R.I.P. Expo Stores
Our industry’s reaction to Home Depot’s shutdown of all of its Expo stores amounted to a collective yawn. They closed a bunch of them in 2005, and although the remaining stores were supposedly profitable at least until last year’s economic bloodbath, the Expo concept never caught on as much as Big Orange had envisioned. In January the plug was pulled on the final 34 stores - all expected to be gone by early April following close-out sales. Home Depot also is closing two Design Center stores and a seven-location bath remodeling business known as HD Bath.
Less mysterious than their demise was that Home Depot kept them around as long as they did. Throughout HD Expo’s 18-year history, it was widely thought both by financial analysts, as well as by erstwhile competitors among our industry’s showroom-operating wholesalers, that Home Depot’s venture into the high-end décor market wasn’t setting the world on fire. Why it didn’t holds business lessons worth exploring.
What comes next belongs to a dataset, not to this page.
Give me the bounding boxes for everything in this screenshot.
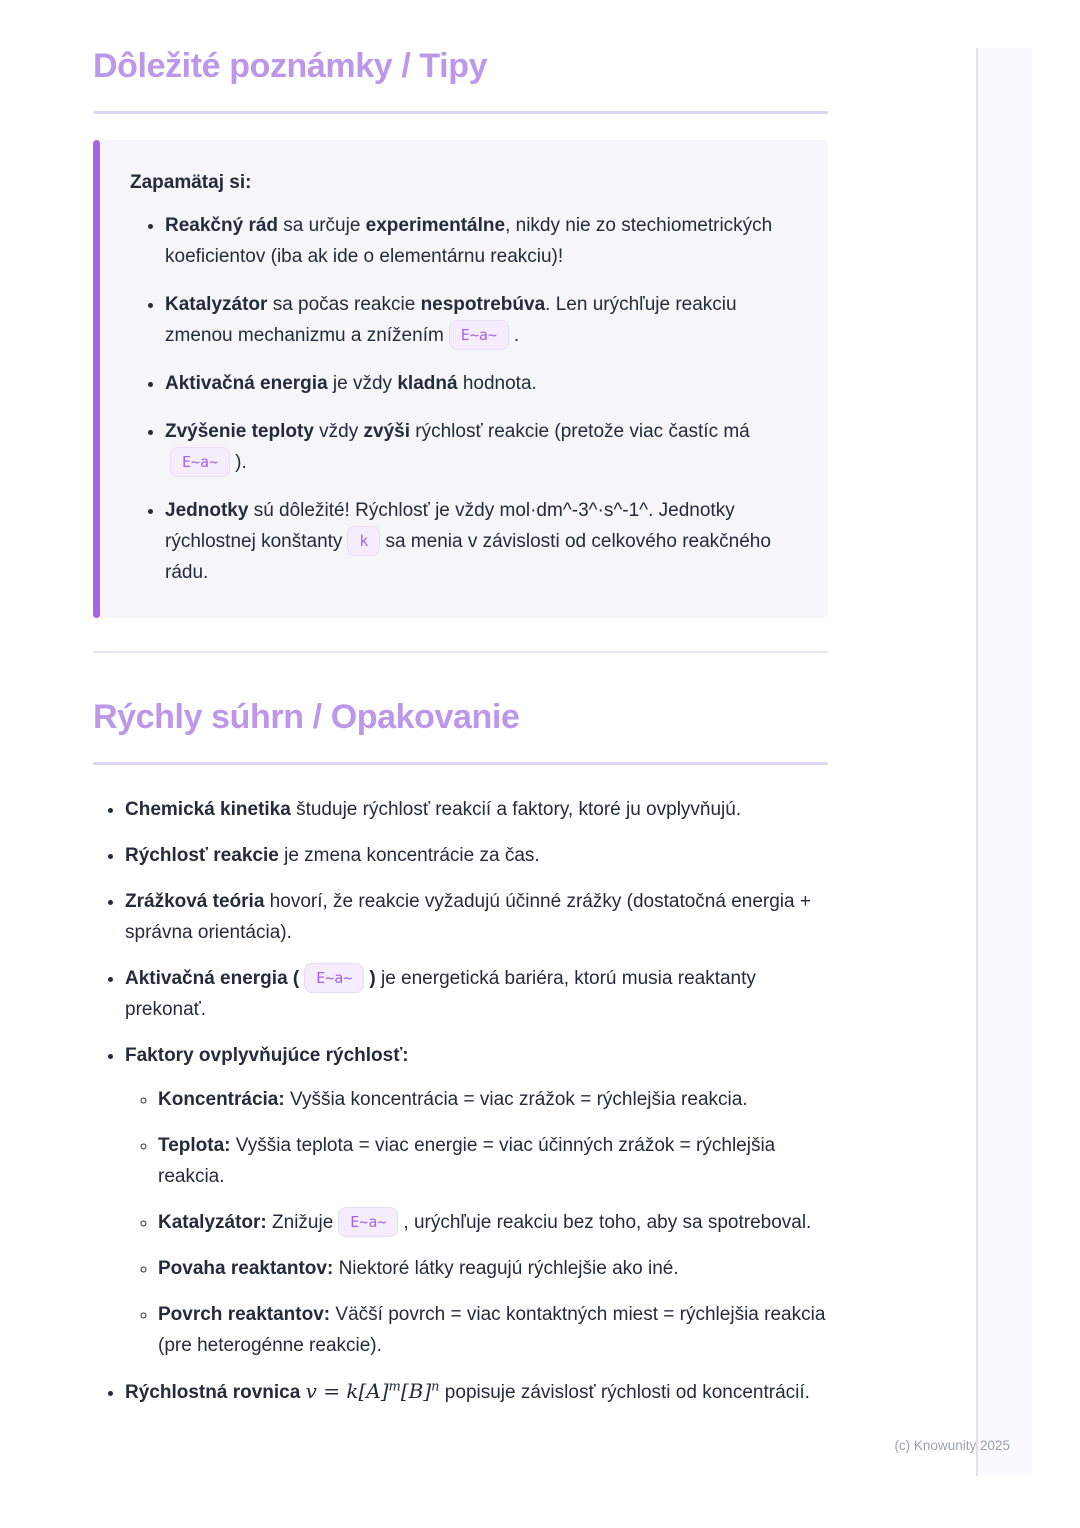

Many plumbing wholesalers were close to a state of panic when Home Depot first announced its Expo venture in the early ’90s. How could their itty-bitty family-owned businesses possibly survive the onslaught of this gorilla?
Hints came early that it wouldn’t be as hard as many imagined. Home Depot opened its first Expo store in San Diego in 1991, and I remember a lot of oohing and ahhing by industry players who had visited it. Yet the big box built only six more during the rest of the decade. Then came history’s most stupendous home building and remodeling boom - ah, remember the good old days of just a few years ago! - and the new millennium saw Expo and ancillary stores sprout to upwards of 50 nationwide. By this time wholesalers who would be competing against them pretty much shrugged their shoulders. Word had gotten around that savvy showroom merchandisers could hold their ground just fine against an Expo store, and the vast majority did.
The housing surge raised all ships, and Home Depot’s Expo division grew to a reported $920 million business by 2007. That’s less awesome than it appears considering that Home Depot is a $77 billion business, and Expo’s profitability never truly pleased the corporate masters.
Now they’re gone and you’re still around. Yeah, just about every business is hurting during this miserable recession, but evidence is abundant from sea to shining sea that when it comes to bath showrooms, nobody does it better than the plumbing wholesalers who choose to pursue this adjunct business.
One reason they competed successfully against Home Depot Expo owes to Home Depot’s miscalculations. The Expo stores were identified too much with the corporate parent both physically and psychologically. Lavish products got displayed in what was still a warehouse environment. Home owners tend to recoil at buying pretty pedestal lavs from the same folks they associate with lumber and mousetraps. Nor did Home Depot excel at the kind of customer care that top showroom merchandisers understand is necessary when you’re trying to sell people many thousands of dollars’ worth of stylish goods. No telling how many prospects stayed away from Expo stores simply because they assumed they’d be treated to the same indifference the parent company normally shows its mousetrap customers.
When I first came into this industry 32 years ago, many wholesalers were still tentative about the showroom business and there were about as many failures as success stories. A lot of expertise has seeped into the industry since then. Wholesalers learned a lot by trial and error, and even more by the teachings of people with extensive showroom know-how, our Hank Darlington being preeminent among them. Almost all plumbing wholesalers who operate showrooms nowadays know to separate the merchandising facility from their down-and-dirty warehousing operations. Many have their showrooms in entirely separate buildings, often miles away in retail rather than wholesale districts, and market them under distinctive names.
Some kitchen and bath dealers do a nice job with showroom merchandising, but most are relatively modest in scale compared with wholesaler facilities that increasingly span 5,000-10,000 sq. ft. and up. Also, the kitchen and bath crowd tends to emphasize kitchens above bathrooms, and cannot match wholesalers’ advantages in procurement, inventory and service.
Our industry doesn’t have much to cheer about these days, and I’m not suggesting the demise of Home Depot Expo is reason to cheer. Some 7,000 people lost their jobs, and no decent person likes to see families struggle. But feel free to applaud yourselves for conquering the showroom merchandising market.